GASB issues standard on majority equity interests

GASB logo at headquarters in Norwalk, Connecticut
GASB headquarters in Norwalk, Connecticut

The Governmental Accounting Standards Board released guidance Tuesday to clarify how to account for a state or local government’s majority equity interest in an organization that stays legally separate after it’s acquired.

For example, the guidance can be applied to a transaction in which a public hospital acquires a rehabilitation center, but the rehab center remains a separate legal entity.

In Statement No. 90, Majority Equity Interests, GASB said that a government’s majority equity interest in a legally separate organization should be reported as an investment if the equity interest meets GASB’s definition of an investment. In many cases, a majority equity interest that meets the definition of an investment should be measured using the equity method, according to the newly clarified guidance.

An earlier GASB standard, Statement No. 72, Fair Value Measurement and Application, defines an investment as “a security or other asset that (a) a government holds primarily for the purpose of income or profit and (b) has a present service capacity based solely on its ability to generate cash or to be sold to generate cash.”

Thus, for a majority equity interest in a legally separate entity that doesn’t meet the definition of an investment, Statement 90 requires a government to report the legally separate entity as a component unit.

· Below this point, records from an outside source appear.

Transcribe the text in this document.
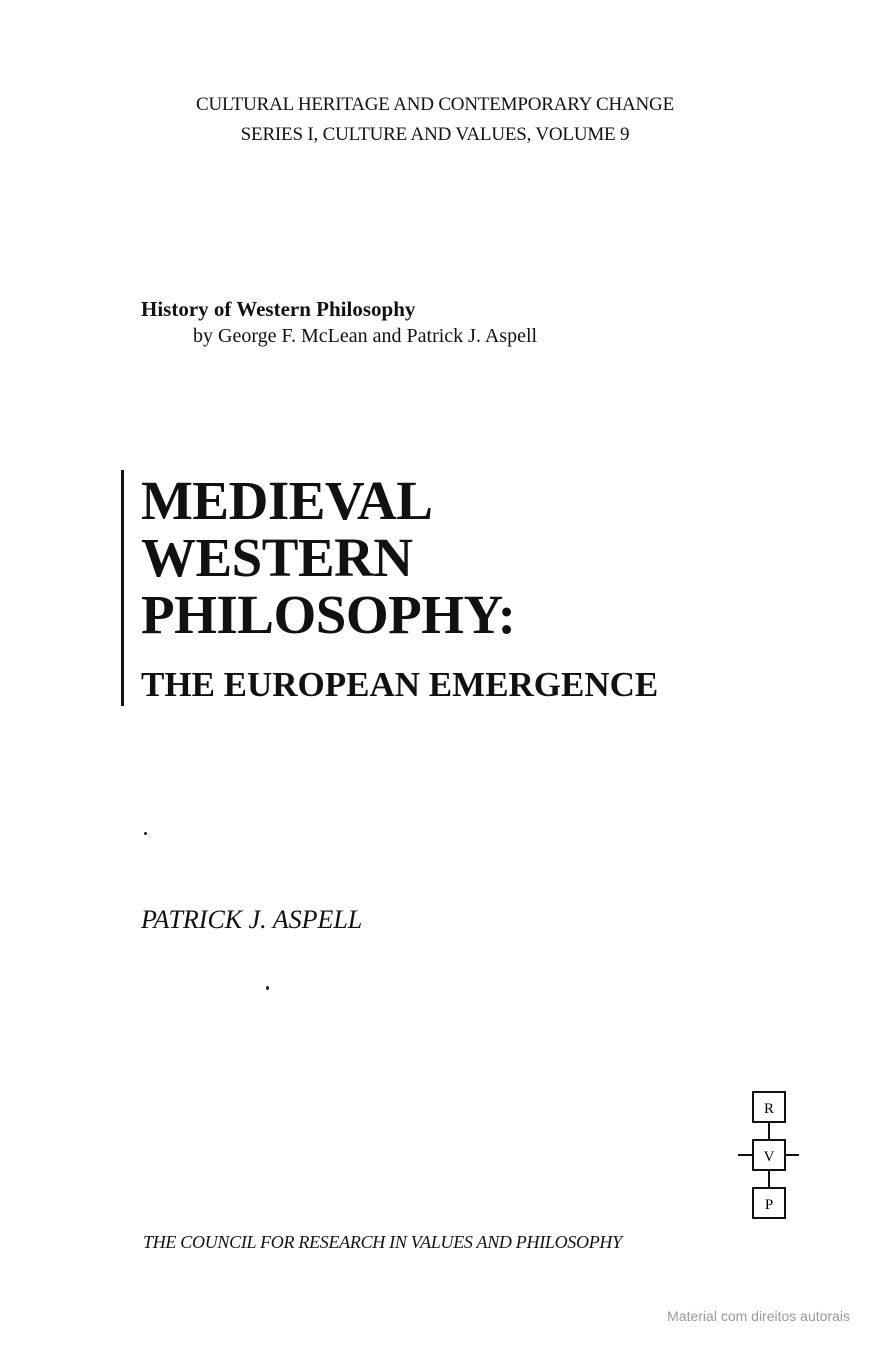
CULTURAL HERITAGE AND CONTEMPORARY CHANGE
SERIES I, CULTURE AND VALUES, VOLUME 9
History of Western Philosophy
by George F. McLean and Patrick J. Aspell
MEDIEVAL
WESTERN
PHILOSOPHY:
THE EUROPEAN EMERGENCE
PATRICK J. ASPELL
R
V
P
THE COUNCIL FOR RESEARCH IN VALUES AND PHILOSOPHY
Material com direitos autorais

The new standard also offers guidance on re-measuring assets and liabilities of wholly acquired governmental organizations that stay legally separate, bringing the reporting of those acquisitions in line with earlier standards that apply to acquisitions that don’t remain legally separate.

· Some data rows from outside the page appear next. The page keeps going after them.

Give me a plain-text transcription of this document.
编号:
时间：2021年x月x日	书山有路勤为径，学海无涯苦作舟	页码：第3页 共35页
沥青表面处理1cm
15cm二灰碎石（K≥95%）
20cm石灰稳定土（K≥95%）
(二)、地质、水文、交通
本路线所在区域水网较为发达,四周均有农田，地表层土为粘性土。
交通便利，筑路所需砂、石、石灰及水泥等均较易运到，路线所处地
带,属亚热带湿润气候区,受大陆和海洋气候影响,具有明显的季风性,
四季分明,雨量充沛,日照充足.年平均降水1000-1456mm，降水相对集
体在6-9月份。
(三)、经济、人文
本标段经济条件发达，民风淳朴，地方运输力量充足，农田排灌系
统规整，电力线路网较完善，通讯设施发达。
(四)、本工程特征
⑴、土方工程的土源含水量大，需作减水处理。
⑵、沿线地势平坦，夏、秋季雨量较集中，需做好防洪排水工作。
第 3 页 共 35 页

The requirements of the standard take effect for reporting periods starting after Dec. 15, 2018, but GASB is encouraging government accountants to apply it even earlier. The new requirements should be applied retroactively, except for the provisions in the standard related to reporting a majority equity interest in a component unit and reporting a component unit if the government acquires a 100 percent equity interest. Those provisions should be applied on a prospective basis, according to GASB.